Hace algunos años teníamos una vaca que estaba a punto de parir. Por varias semanas no había estado en casa antes de que anocheciera de manera que un día antes de tener que viajar a una conferencia, fui a ver a la vaca. El pobre animal estaba padeciendo, así que llamé al veterinario, quien de inmediato vino a revisarlo. Tras hacerlo, me informó que la vaca se había tragado un alambre, el cual le había punzado el corazón. «Temo que muera hoy mismo», me dijo.

Se suponía que al día siguiente nacería el ternero. La vaca era un factor importante para nuestra economía familiar. Le pregunté al veterinario si podía hacer algo, y me dijo que podía tomar algunas medidas, «pero no creo que surtan mayor efecto», y agregó, «Va a ser dinero tirado a la calle.» Tras informarme de cuánto me costaría, le dije que tomara las medidas que creyera convenientes.

A la mañana siguiente nació el ternero, pero la vaca permanecía echada jadeando. Llamé nuevamente al veterinario, pensando que el animal podría necesitar atención. Volvió a revisar a la vaca y me dijo que por cierto moriría en menos de una hora. Fui a la casa, tomé la guía telefónica, copié el número telefónico de una compañía de productos vacunos, lo puse junto al teléfono y le pedí a mi esposa que llamara y les dijera que vinieran a retirar a la vaca más tarde ese día.

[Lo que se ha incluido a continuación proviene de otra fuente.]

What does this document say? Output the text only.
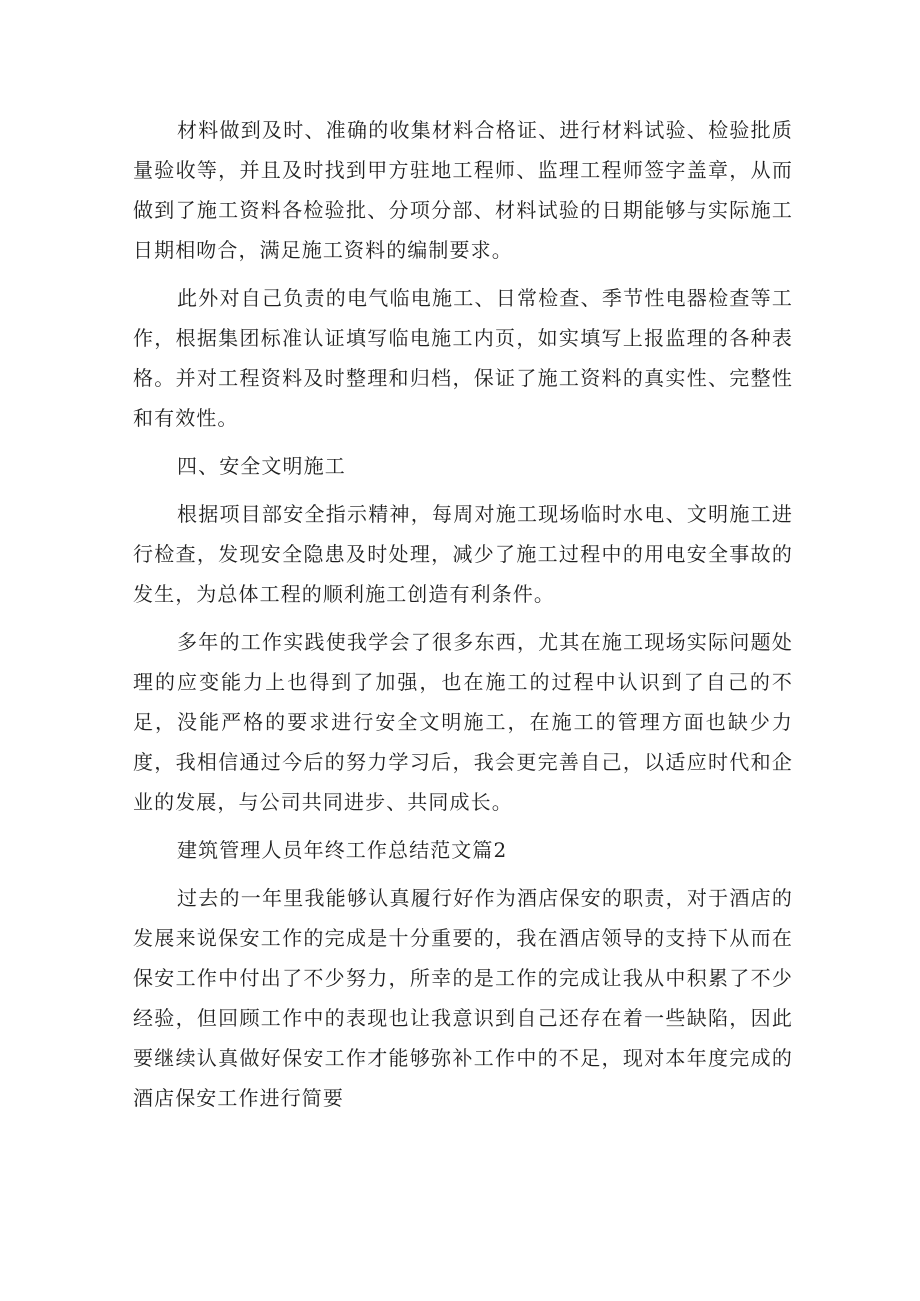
材料做到及时、准确的收集材料合格证、进行材料试验、检验批质量验收等，并且及时找到甲方驻地工程师、监理工程师签字盖章，从而做到了施工资料各检验批、分项分部、材料试验的日期能够与实际施工日期相吻合，满足施工资料的编制要求。

此外对自己负责的电气临电施工、日常检查、季节性电器检查等工作，根据集团标准认证填写临电施工内页，如实填写上报监理的各种表格。并对工程资料及时整理和归档，保证了施工资料的真实性、完整性和有效性。

四、安全文明施工

根据项目部安全指示精神，每周对施工现场临时水电、文明施工进行检查，发现安全隐患及时处理，减少了施工过程中的用电安全事故的发生，为总体工程的顺利施工创造有利条件。

多年的工作实践使我学会了很多东西，尤其在施工现场实际问题处理的应变能力上也得到了加强，也在施工的过程中认识到了自己的不足，没能严格的要求进行安全文明施工，在施工的管理方面也缺少力度，我相信通过今后的努力学习后，我会更完善自己，以适应时代和企业的发展，与公司共同进步、共同成长。

建筑管理人员年终工作总结范文篇2

过去的一年里我能够认真履行好作为酒店保安的职责，对于酒店的发展来说保安工作的完成是十分重要的，我在酒店领导的支持下从而在保安工作中付出了不少努力，所幸的是工作的完成让我从中积累了不少经验，但回顾工作中的表现也让我意识到自己还存在着一些缺陷，因此要继续认真做好保安工作才能够弥补工作中的不足，现对本年度完成的酒店保安工作进行简要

Tuvimos nuestra oración familiar antes de marcharme hacia el aeropuerto. La oración la pronunció nuestro niño pequeño, y en ella -después de haber expresado lo que comunmente expresaba, como ser: «Bendice a papá para que no le pase nada malo en su viaje, bendícenos en la escuela», etc.- comenzó a orar con notable sentimiento. Dijo: «Padre Celestial, por favor bendice a Bossy para que ella se pueda mejorar pronto.»

Mientras estaba en la conferencia, en California, recordé esa oración, y cuando surgió el tema de la oración en una de las reuniones, relaté el incidente y dije: «Me alegra que mi hijo haya orado de esa manera, pues estoy seguro que va a aprender algo importante. Madurará y sabrá que uno no siempre consigue todo lo que pide simplemente porque lo pide. En ello hay una lección para aprender.»

Y por cierto que la había, pero fui yo quien la aprendió y no mi hijo, pues cuando llegué de regreso a casa ese domingo por la noche, Bossy estaba mejor. Fue el padre quien tuvo que aprender una lección sobre la fe y la oración, de igual manera, si no más, que su hijo.